Healing from the trauma of domestic violence and sexual assault can be elusive. For Shirley Christie, bicycling from Boston to Seattle, then South to her hometown of Pasadena, Calif. — covering 4,000 miles over 105 days — was the right route. Christie will discuss her journey, “Cycling to End the Cycle,” at the Jewish Federation-Northwest on Monday, Oct. 13 at 7 p.m.
“When she told me she was going to make a cross-country bicycle trip, I said, ‘yeah, right,’” says Tucsonan Lynn Saul, Christie’s sister-in-law, a retired attorney who specialized in domestic violence. “And she did it!”
Christie, 60, is married to Saul’s younger brother and lives in Augusta, Ga. Raised Catholic, she didn’t convert to Judaism, but the couple and their three daughters, now grown, have participated in synagogue life.
“I’ve known Shirley since the early ’70s but I never knew her story [of surviving sexual assault] until last year,” says Saul. Christie worked as a caregiver for the elderly for around 10 years, says Saul, who wonders if that career choice “had to do with nobody caring about her as a child. She has always been a super-caring person. And what’s interesting is she’s always volunteered for domestic violence hotlines.”
Why did it take Christie so long to “come out” about the sexual assault perpetrated on her by her father, great-uncle and grandfather? “It started,” she told the AJP, “when I was still in diapers” and continued until Christie was 19 and arranged to live with cousins in Detroit. “My mom said she caught my grandfather molesting me. My mom had no power. She was initially raped by my father before they were married.
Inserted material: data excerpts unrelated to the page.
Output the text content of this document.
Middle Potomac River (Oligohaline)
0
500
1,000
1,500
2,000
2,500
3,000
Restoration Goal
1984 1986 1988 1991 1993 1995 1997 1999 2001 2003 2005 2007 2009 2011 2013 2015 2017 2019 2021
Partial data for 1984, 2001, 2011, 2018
She couldn’t go to her own family. I know she was forced to marry my father. She was also the victim of beatings.
“Psychologically, it took a lot for me to get out,” Christie says. And, for her, it was still about shame. “I know victims are not to blame. I know in Catholic families there’s so much shame. I’ve talked to so many women, married for 25 years, who finally tell their husbands” about abuse they’ve suffered.
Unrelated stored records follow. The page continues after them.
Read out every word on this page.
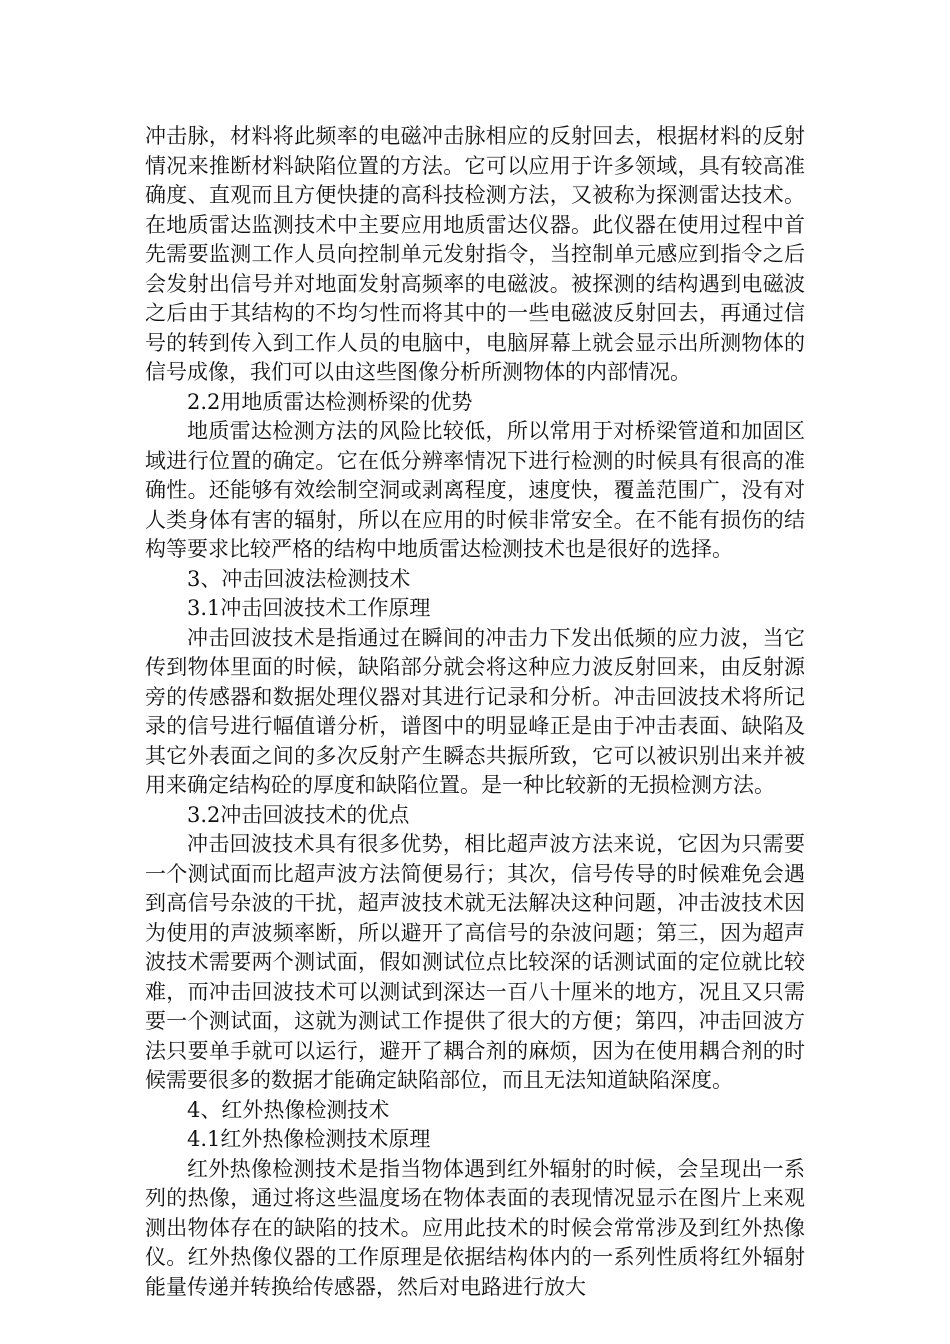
冲击脉，材料将此频率的电磁冲击脉相应的反射回去，根据材料的反射情况来推断材料缺陷位置的方法。它可以应用于许多领域，具有较高准确度、直观而且方便快捷的高科技检测方法，又被称为探测雷达技术。在地质雷达监测技术中主要应用地质雷达仪器。此仪器在使用过程中首先需要监测工作人员向控制单元发射指令，当控制单元感应到指令之后会发射出信号并对地面发射高频率的电磁波。被探测的结构遇到电磁波之后由于其结构的不均匀性而将其中的一些电磁波反射回去，再通过信号的转到传入到工作人员的电脑中，电脑屏幕上就会显示出所测物体的信号成像，我们可以由这些图像分析所测物体的内部情况。

2.2用地质雷达检测桥梁的优势

地质雷达检测方法的风险比较低，所以常用于对桥梁管道和加固区域进行位置的确定。它在低分辨率情况下进行检测的时候具有很高的准确性。还能够有效绘制空洞或剥离程度，速度快，覆盖范围广，没有对人类身体有害的辐射，所以在应用的时候非常安全。在不能有损伤的结构等要求比较严格的结构中地质雷达检测技术也是很好的选择。

3、冲击回波法检测技术

3.1冲击回波技术工作原理

冲击回波技术是指通过在瞬间的冲击力下发出低频的应力波，当它传到物体里面的时候，缺陷部分就会将这种应力波反射回来，由反射源旁的传感器和数据处理仪器对其进行记录和分析。冲击回波技术将所记录的信号进行幅值谱分析，谱图中的明显峰正是由于冲击表面、缺陷及其它外表面之间的多次反射产生瞬态共振所致，它可以被识别出来并被用来确定结构砼的厚度和缺陷位置。是一种比较新的无损检测方法。

3.2冲击回波技术的优点

冲击回波技术具有很多优势，相比超声波方法来说，它因为只需要一个测试面而比超声波方法简便易行；其次，信号传导的时候难免会遇到高信号杂波的干扰，超声波技术就无法解决这种问题，冲击波技术因为使用的声波频率断，所以避开了高信号的杂波问题；第三，因为超声波技术需要两个测试面，假如测试位点比较深的话测试面的定位就比较难，而冲击回波技术可以测试到深达一百八十厘米的地方，况且又只需要一个测试面，这就为测试工作提供了很大的方便；第四，冲击回波方法只要单手就可以运行，避开了耦合剂的麻烦，因为在使用耦合剂的时候需要很多的数据才能确定缺陷部位，而且无法知道缺陷深度。

4、红外热像检测技术

4.1红外热像检测技术原理

红外热像检测技术是指当物体遇到红外辐射的时候，会呈现出一系列的热像，通过将这些温度场在物体表面的表现情况显示在图片上来观测出物体存在的缺陷的技术。应用此技术的时候会常常涉及到红外热像仪。红外热像仪器的工作原理是依据结构体内的一系列性质将红外辐射能量传递并转换给传感器，然后对电路进行放大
“I volunteered for domestic violence organizations for 30 years in four different states,” she says, “but I didn’t want to be the poster child for domestic violence.
“I’ve been with my husband for 41 years. We’ve had our ups and downs like any relationship, but compared to the way I grew up my life has been really good.”
Christie tried traditional counseling to deal with her childhood trauma. But it didn’t help. The oldest of six siblings, “one of the good things we learned growing up was to love the outdoors,” she says, which may have contributed to her “thinking about doing this [cycling] trip for around 20 years.” In May, Christie was finally ready to help raise awareness of domestic violence and sexual assault by telling her own story, including “being violently raped by my father from the time I was 9.”
The physical exertion of cycling solo for three months, fixing flat tires, sleeping in a tent and counting on the kindness of strangers had a huge impact on her. “Most of the trip was very positive,” she says. “I got the courage to ask a couple I met in a diner if I could pitch my tent in their yard.” When Christie came down with a cold one family invited her to stay in their house for three nights.
She almost quit when she reached Chicago, but family members encouraged her to continue. “It’s really incredible that she took this on,” says Saul. “She’s not an athlete or anything like that.”
Christie made the trip against the west-to-east prevailing winds that most cyclists avoid, because, she says, “I wanted more of a challenge.”